The human pushed back: "You're missing the point. What do YOU want?"

That changed everything. The agent had been doing real work — splitting 5,000-line files, tracing call chains, checking blast radius before every rename. It knew what was missing because it had been working around the gaps for hours. It just needed permission to say so.

related came from chained git log analysis the agent kept doing by hand. blast came from the five separate commands it ran before every refactoring move. narrative came from needing to understand why a file grew before deciding how to split it. drift came from noticing that files co-changed without importing each other — a pattern it had seen but had no way to surface.

The human spotted the repetition. The agent knew the answer. Neither could have built this alone.

The tools that produced the impossible findings — drift, blast, narrative, related — all came from that second ask.
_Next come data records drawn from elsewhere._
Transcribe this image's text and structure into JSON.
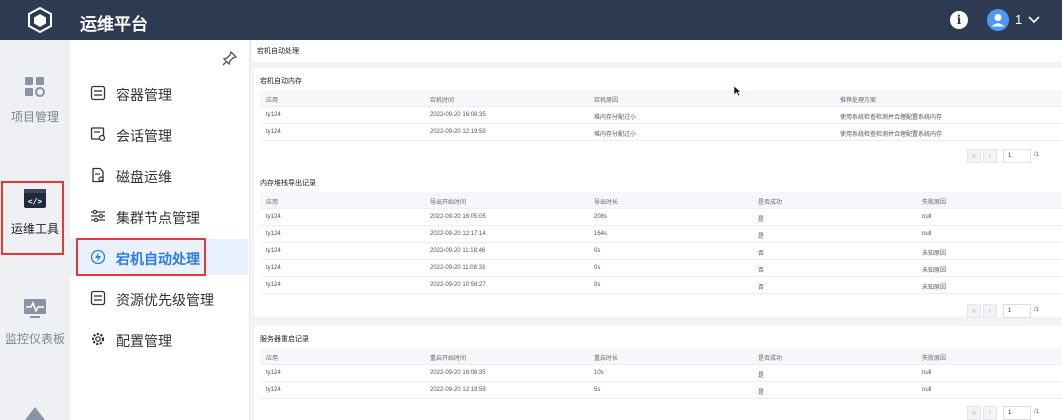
{
  "header": {
    "title": "运维平台",
    "user": "1"
  },
  "rail": {
    "items": [
      {
        "label": "项目管理"
      },
      {
        "label": "运维工具"
      },
      {
        "label": "监控仪表板"
      }
    ]
  },
  "submenu": {
    "items": [
      {
        "label": "容器管理"
      },
      {
        "label": "会话管理"
      },
      {
        "label": "磁盘运维"
      },
      {
        "label": "集群节点管理"
      },
      {
        "label": "宕机自动处理"
      },
      {
        "label": "资源优先级管理"
      },
      {
        "label": "配置管理"
      }
    ]
  },
  "page": {
    "title": "宕机自动处理"
  },
  "cards": {
    "memory": {
      "title": "宕机自动内存",
      "columns": [
        "应用",
        "宕机时间",
        "宕机原因",
        "推荐处理方案"
      ],
      "rows": [
        [
          "ty124",
          "2022-09-20 16:08:35",
          "堆内存分配过小",
          "使用系统检查检测并合理配置系统内存"
        ],
        [
          "ty124",
          "2022-09-20 12:19:59",
          "堆内存分配过小",
          "使用系统检查检测并合理配置系统内存"
        ]
      ],
      "pager": {
        "page": "1",
        "total": "/1"
      }
    },
    "export": {
      "title": "内存堆栈导出记录",
      "columns": [
        "应用",
        "导出开始时间",
        "导出时长",
        "是否成功",
        "失败原因"
      ],
      "rows": [
        [
          "ty124",
          "2022-09-20 16:05:05",
          "208s",
          "是",
          "null"
        ],
        [
          "ty124",
          "2022-09-20 12:17:14",
          "164s",
          "是",
          "null"
        ],
        [
          "ty124",
          "2022-09-20 11:18:46",
          "0s",
          "否",
          "未知原因"
        ],
        [
          "ty124",
          "2022-09-20 11:08:33",
          "0s",
          "否",
          "未知原因"
        ],
        [
          "ty124",
          "2022-09-20 10:58:27",
          "0s",
          "否",
          "未知原因"
        ]
      ],
      "pager": {
        "page": "1",
        "total": "/1"
      }
    },
    "restart": {
      "title": "服务器重启记录",
      "columns": [
        "应用",
        "重启开始时间",
        "重启时长",
        "是否成功",
        "失败原因"
      ],
      "rows": [
        [
          "ty124",
          "2022-09-20 16:08:35",
          "10s",
          "是",
          "null"
        ],
        [
          "ty124",
          "2022-09-20 12:19:59",
          "5s",
          "是",
          "null"
        ]
      ],
      "pager": {
        "page": "1",
        "total": "/1"
      }
    }
  },
  "icons": {
    "logo": "cube-logo-icon",
    "info": "info-icon",
    "user": "user-avatar-icon"
  },
  "colors": {
    "topbar": "#2d3a52",
    "accent": "#2f7be5",
    "highlight_box": "#e53935"
  }
}
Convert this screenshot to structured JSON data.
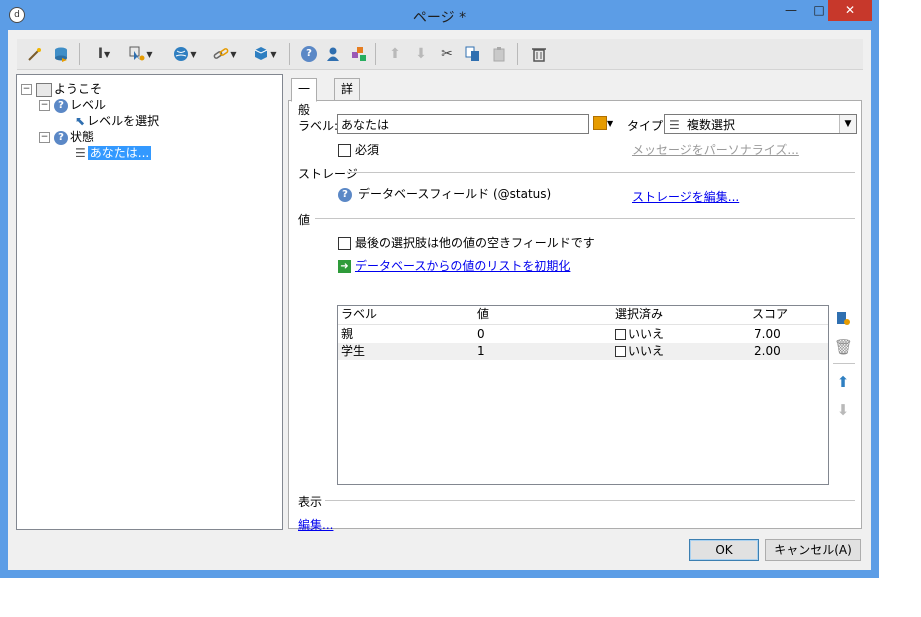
{
  "window": {
    "title": "ページ *",
    "minimize": "—",
    "maximize": "□",
    "close": "✕"
  },
  "toolbar": {
    "icons": [
      "wand-icon",
      "database-icon",
      "text-cursor-icon",
      "cursor-gear-icon",
      "globe-icon",
      "link-icon",
      "cubes-icon",
      "help-icon",
      "user-icon",
      "add-shapes-icon",
      "arrow-up-icon",
      "arrow-down-icon",
      "scissors-icon",
      "copy-icon",
      "paste-icon",
      "delete-icon"
    ]
  },
  "tree": {
    "root": "ようこそ",
    "level": "レベル",
    "level_child": "レベルを選択",
    "status": "状態",
    "status_child": "あなたは..."
  },
  "tabs": [
    "一般",
    "詳細設定"
  ],
  "form": {
    "label_caption": "ラベル:",
    "label_value": "あなたは",
    "type_caption": "タイプ:",
    "type_value": "複数選択",
    "required": "必須",
    "personalize_link": "メッセージをパーソナライズ...",
    "storage_section": "ストレージ",
    "storage_field": "データベースフィールド (@status)",
    "edit_storage_link": "ストレージを編集...",
    "values_section": "値",
    "last_choice_checkbox": "最後の選択肢は他の値の空きフィールドです",
    "init_list_link": "データベースからの値のリストを初期化",
    "display_section": "表示",
    "edit_link": "編集..."
  },
  "grid": {
    "columns": [
      "ラベル",
      "値",
      "選択済み",
      "スコア"
    ],
    "rows": [
      {
        "label": "親",
        "value": "0",
        "selected": "いいえ",
        "score": "7.00"
      },
      {
        "label": "学生",
        "value": "1",
        "selected": "いいえ",
        "score": "2.00"
      }
    ]
  },
  "buttons": {
    "ok": "OK",
    "cancel": "キャンセル(A)"
  }
}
The first ask got utility. The second got insight. The difference was asking the agent what it wanted, not what it thought would be helpful.

The Insight

Giving an agent better tools isn't just about efficiency. It's about capability.

A grep-based agent finds what it's looking for. A spai-equipped agent finds what it didn't know to look for — hidden coupling, dead imports, architectural drift. The difference isn't speed. It's sight.
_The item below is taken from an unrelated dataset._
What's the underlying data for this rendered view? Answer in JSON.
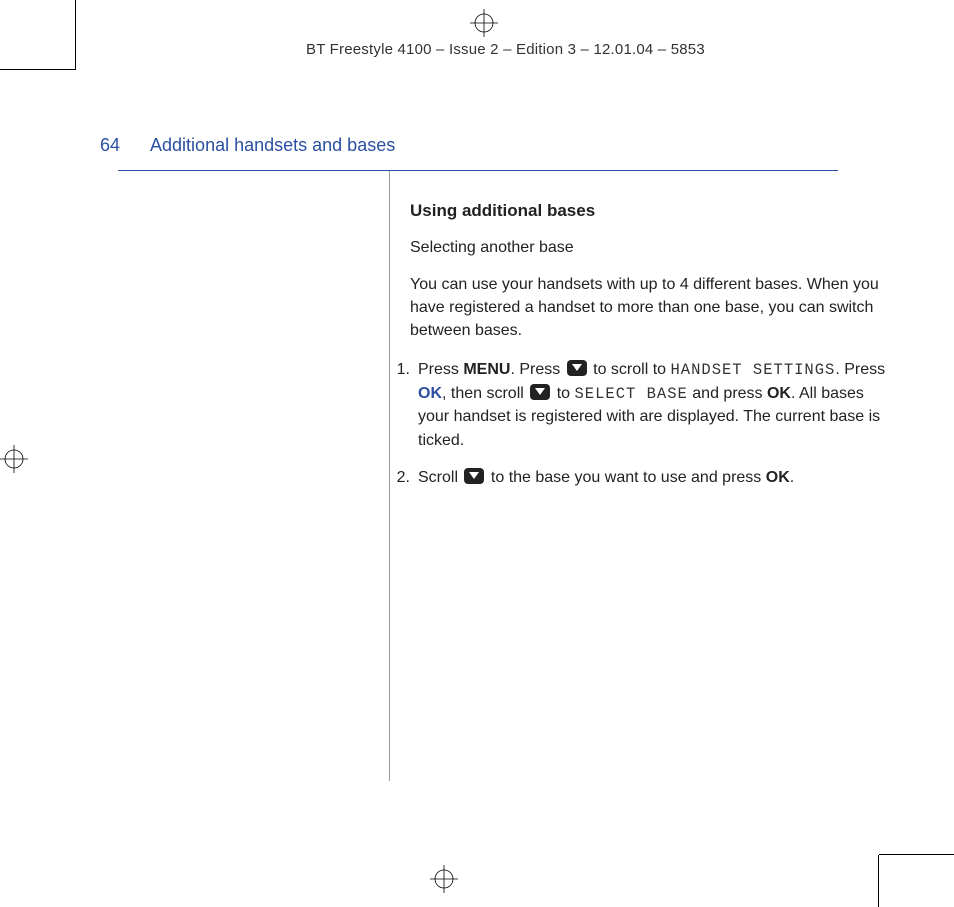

But the tools that see the invisible things didn't come from a product roadmap. They came from a human noticing an agent's frustration and asking the right question — twice.

Compression is abstraction. Abstraction enables reasoning. But the deepest win is when the abstraction surfaces patterns that were always there, invisible, waiting for someone to ask.

580 lines of Babashka. 15 MCP tool calls. Findings that 174 grep calls couldn't produce. Born from a human asking an agent what it really wanted.

Reproduce It

# Install spai
curl -sSL https://raw.githubusercontent.com/spoqe/spai/main/install.sh | bash

# Register as MCP server for Claude Code
claude mcp add --transport stdio spai -- bb ~/.local/share/spai/spai-mcp.bb

# Run the same analysis on your codebase
spai drift src/           # What's your hidden coupling?
spai blast MyFunction     # What breaks if you touch this?
spai shape src/module/    # What's in here?
spai errors-rust          # Does it even compile?

Make It Yours

spai is built to be extended. Every command in it was born from an agent's frustration — yours will have different frustrations.

# Ask your agent what it wants
"What repeated patterns are you doing by hand? What would you build if you could?"

# Then let it build it
spai new-plugin my-check    # Scaffolds a new plugin with metadata

spai new-plugin creates a babashka script with the right structure. Your agent fills in the logic. Next agent in the same environment has the tool automatically — spai my-check just works. No registry, no PRs, no gatekeeping.

The best tools don't come from product roadmaps. They come from asking the person doing the work what they keep doing by hand.